How to find power test ?

Hi Vincent,

I recently joined the platform so I just saw your question. If my answer below is helpful, I would greatly appreciate your feedback!

To test whether there is sufficient evidence in the sample data to support the claim of the researcher, you can perform a hypothesis test and calculate the power of the test. Here are the steps:

(1) Set up the null and alternative hypothesis and construct an appropriate confidence interval:

Null Hypothesis (H0): The mean reaction time with the motivating set of directions is equal to the mean reaction time without the motivating set of directions, μ = 1.6 seconds.

Alternative Hypothesis (Ha): The mean reaction time with the motivating set of directions is less than the mean reaction time without the motivating set of directions, μ < 1.6 seconds.
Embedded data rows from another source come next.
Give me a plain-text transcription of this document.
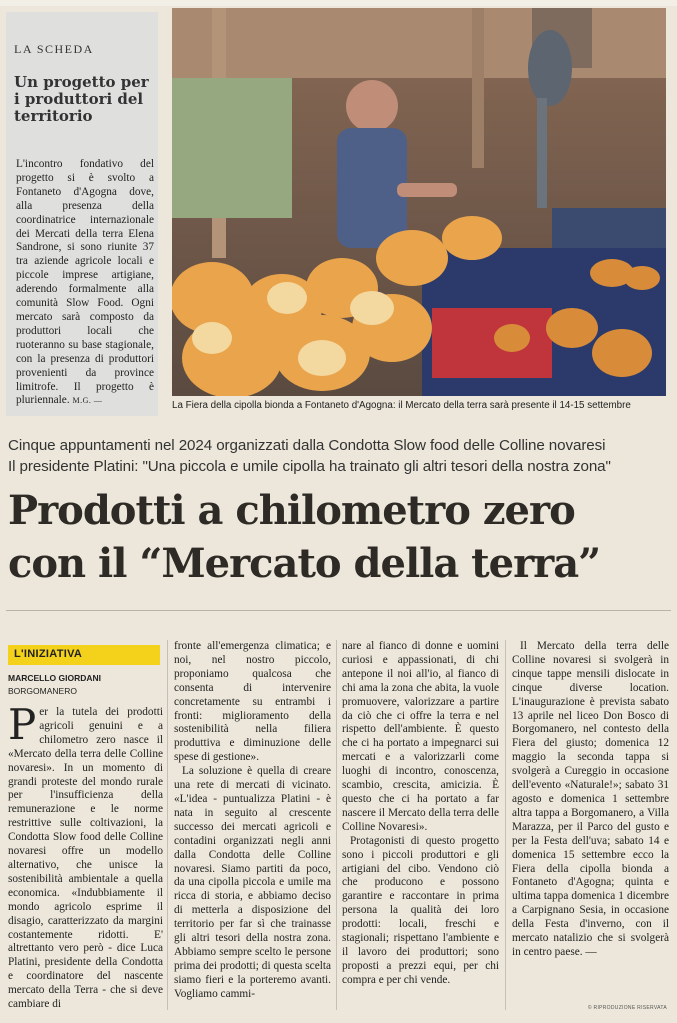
LA SCHEDA
Un progetto per i produttori del territorio
L'incontro fondativo del progetto si è svolto a Fontaneto d'Agogna dove, alla presenza della coordinatrice internazionale dei Mercati della terra Elena Sandrone, si sono riunite 37 tra aziende agricole locali e piccole imprese artigiane, aderendo formalmente alla comunità Slow Food. Ogni mercato sarà composto da produttori locali che ruoteranno su base stagionale, con la presenza di produttori provenienti da province limitrofe. Il progetto è pluriennale. M.G. —	La Fiera della cipolla bionda a Fontaneto d'Agogna: il Mercato della terra sarà presente il 14-15 settembre
Cinque appuntamenti nel 2024 organizzati dalla Condotta Slow food delle Colline novaresi
Il presidente Platini: "Una piccola e umile cipolla ha trainato gli altri tesori della nostra zona"
Prodotti a chilometro zero
con il “Mercato della terra”
L'INIZIATIVA
MARCELLO GIORDANI
BORGOMANERO
P er la tutela dei prodotti agricoli genuini e a chilometro zero nasce il «Mercato della terra delle Colline novaresi». In un momento di grandi proteste del mondo rurale per l'insufficienza della remunerazione e le norme restrittive sulle coltivazioni, la Condotta Slow food delle Colline novaresi offre un modello alternativo, che unisce la sostenibilità ambientale a quella economica. «Indubbiamente il mondo agricolo esprime il disagio, caratterizzato da margini costantemente ridotti. E' altrettanto vero però - dice Luca Platini, presidente della Condotta e coordinatore del nascente mercato della Terra - che si deve cambiare di

fronte all'emergenza climatica; e noi, nel nostro piccolo, proponiamo qualcosa che consenta di intervenire concretamente su entrambi i fronti: miglioramento della sostenibilità nella filiera produttiva e diminuzione delle spese di gestione».

La soluzione è quella di creare una rete di mercati di vicinato. «L'idea - puntualizza Platini - è nata in seguito al crescente successo dei mercati agricoli e contadini organizzati negli anni dalla Condotta delle Colline novaresi. Siamo partiti da poco, da una cipolla piccola e umile ma ricca di storia, e abbiamo deciso di metterla a disposizione del territorio per far sì che trainasse gli altri tesori della nostra zona. Abbiamo sempre scelto le persone prima dei prodotti; di questa scelta siamo fieri e la porteremo avanti. Vogliamo cammi-

nare al fianco di donne e uomini curiosi e appassionati, di chi antepone il noi all'io, al fianco di chi ama la zona che abita, la vuole promuovere, valorizzare a partire da ciò che ci offre la terra e nel rispetto dell'ambiente. È questo che ci ha portato a impegnarci sui mercati e a valorizzarli come luoghi di incontro, conoscenza, scambio, crescita, amicizia. È questo che ci ha portato a far nascere il Mercato della terra delle Colline Novaresi».

Protagonisti di questo progetto sono i piccoli produttori e gli artigiani del cibo. Vendono ciò che producono e possono garantire e raccontare in prima persona la qualità dei loro prodotti: locali, freschi e stagionali; rispettano l'ambiente e il lavoro dei produttori; sono proposti a prezzi equi, per chi compra e per chi vende.

Il Mercato della terra delle Colline novaresi si svolgerà in cinque tappe mensili dislocate in cinque diverse location. L'inaugurazione è prevista sabato 13 aprile nel liceo Don Bosco di Borgomanero, nel contesto della Fiera del giusto; domenica 12 maggio la seconda tappa si svolgerà a Cureggio in occasione dell'evento «Naturale!»; sabato 31 agosto e domenica 1 settembre altra tappa a Borgomanero, a Villa Marazza, per il Parco del gusto e per la Festa dell'uva; sabato 14 e domenica 15 settembre ecco la Fiera della cipolla bionda a Fontaneto d'Agogna; quinta e ultima tappa domenica 1 dicembre a Carpignano Sesia, in occasione della Festa d'inverno, con il mercato natalizio che si svolgerà in centro paese. —

© RIPRODUZIONE RISERVATA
You will perform a one-tailed test because you are interested in whether the mean reaction time has decreased.

Now, calculate the sample mean and standard error of the mean (SEM) from the provided data:

Sample Mean (X̄) = (1.4 + 1.8 + 1.1 + 1.4 + 1.3 + 1.6 + 0.9 + 1.5 + 1.9 + 1.2) / 10 = 1.35 seconds

SEM = Standard Deviation (σ) / √n

Standard Deviation (σ) can be calculated from the sample data, and n is the sample size (n = 10).

Calculate σ:

σ = √[Σ(xi - X̄)² / (n - 1)] = √[Σ(1.4 - 1.35)² + (1.8 - 1.35)² + ... + (1.2 - 1.35)² / 9] ≈ 0.2909 seconds

Now, calculate the SEM:

SEM = 0.2909 / √10 ≈ 0.0919 seconds

Next, construct a confidence interval at a significance level of 0.01. Since you are interested in whether the mean reaction time is less than 1.6 seconds, this is a one-tailed test, and you want the lower confidence bound:

Confidence Interval (CI): X̄ - Zα * SEM

Where Zα is the critical value from the standard normal distribution corresponding to the significance level of 0.01. Zα ≈ -2.33 for a one-tailed test.
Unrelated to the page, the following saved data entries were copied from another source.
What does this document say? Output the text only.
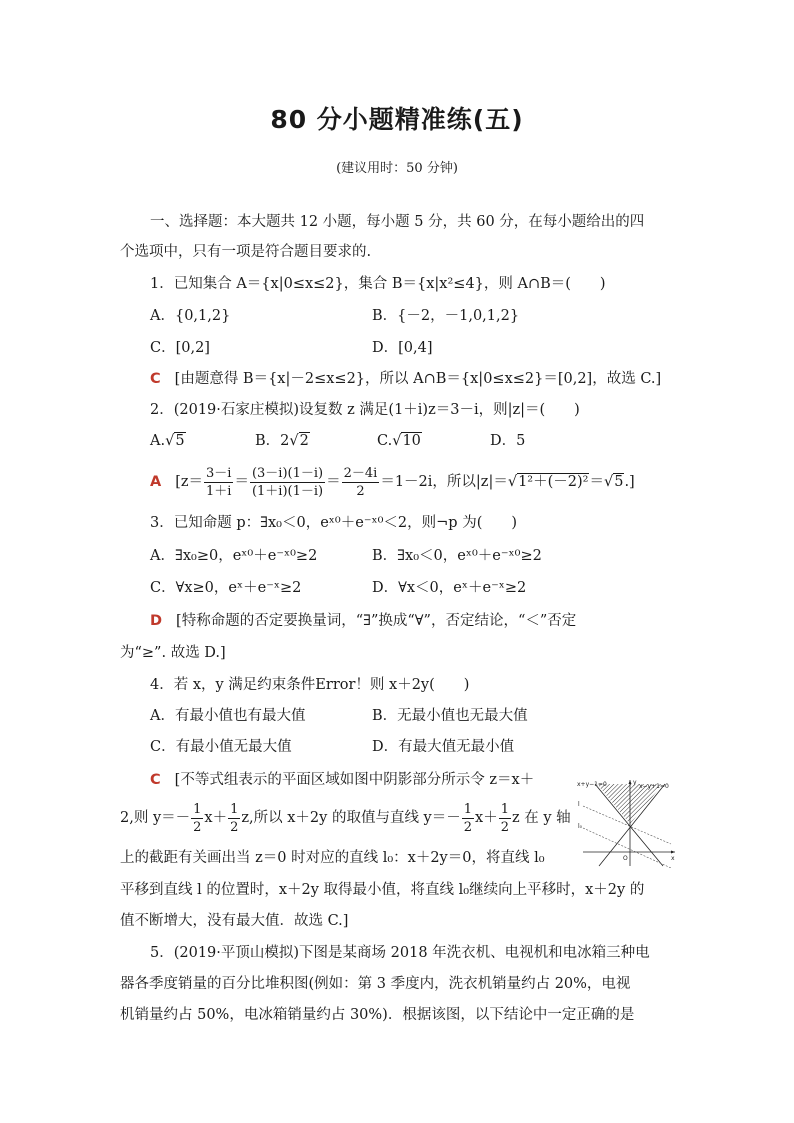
80 分小题精准练(五)
(建议用时：50 分钟)
一、选择题：本大题共 12 小题，每小题 5 分，共 60 分，在每小题给出的四
个选项中，只有一项是符合题目要求的.
1．已知集合 A＝{x|0≤x≤2}，集合 B＝{x|x²≤4}，则 A∩B＝(　　)
A．{0,1,2}	B．{－2，－1,0,1,2}
C．[0,2]	D．[0,4]
C [由题意得 B＝{x|－2≤x≤2}，所以 A∩B＝{x|0≤x≤2}＝[0,2]，故选 C.]
2．(2019·石家庄模拟)设复数 z 满足(1＋i)z＝3－i，则|z|＝(　　)
A.√5	B．2√2	C.√10	D．5
A [$z= \frac{3-i}{1+i} = \frac{(3-i)(1-i)}{(1+i)(1-i)} = \frac{2-4i}{2} =1-2i$，所以|z|＝√1²＋(－2)²＝√5.]
3．已知命题 p：∃x₀＜0，eˣ⁰＋e⁻ˣ⁰＜2，则¬p 为(　　)
A．∃x₀≥0，eˣ⁰＋e⁻ˣ⁰≥2	B．∃x₀＜0，eˣ⁰＋e⁻ˣ⁰≥2
C．∀x≥0，eˣ＋e⁻ˣ≥2	D．∀x＜0，eˣ＋e⁻ˣ≥2
D [特称命题的否定要换量词，“∃”换成“∀”，否定结论，“＜”否定
为“≥”. 故选 D.]
4．若 x，y 满足约束条件Error！则 x＋2y(　　)
A．有最小值也有最大值	B．无最小值也无最大值
C．有最小值无最大值	D．有最大值无最小值
C [不等式组表示的平面区域如图中阴影部分所示令 z＝x＋
2,则 $y=- \frac{1}{2} x+ \frac{1}{2} z$,所以 x＋2y 的取值与直线 $y=- \frac{1}{2} x+ \frac{1}{2}$ z 在 y 轴
上的截距有关画出当 z＝0 时对应的直线 l₀：x＋2y＝0，将直线 l₀
平移到直线 l 的位置时，x＋2y 取得最小值，将直线 l₀继续向上平移时，x＋2y 的
值不断增大，没有最大值．故选 C.]
x+y−1=0	x−y+1=0
y
x
O
l
l₀
5．(2019·平顶山模拟)下图是某商场 2018 年洗衣机、电视机和电冰箱三种电
器各季度销量的百分比堆积图(例如：第 3 季度内，洗衣机销量约占 20%，电视
机销量约占 50%，电冰箱销量约占 30%)．根据该图，以下结论中一定正确的是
CI = 1.35 - (-2.33 * 0.0919) ≈ 1.561 seconds

So, the lower bound of the confidence interval is approximately 1.561 seconds.

(2) Choose an appropriate OC curve to determine the approximate power of the test:



To determine the power of the test, you need to specify the following:

1. The true population mean under the alternative hypothesis (μa). In this case, μa is 1.45 seconds.
2. The significance level (α), which is 0.01.

Now, you can use statistical software or tables to calculate the power of the test based on these values. The power of the test represents the probability of correctly rejecting the null hypothesis when the true mean reaction time is 1.45 seconds.

The power calculation involves finding the area under the sampling distribution curve for the alternative hypothesis, to the left of the critical value corresponding to the significance level α = 0.01. The power can be calculated using the normal distribution or statistical software.

It's important to note that the power of the test depends on the sample size and the effect size (the difference between the true population mean under the alternative hypothesis and the null hypothesis). In this case, the effect size is 1.6 - 1.45 = 0.15 seconds.

The power of the test will tell you the likelihood of detecting a true decrease in the mean reaction time when it exists, given your sample size and significance level.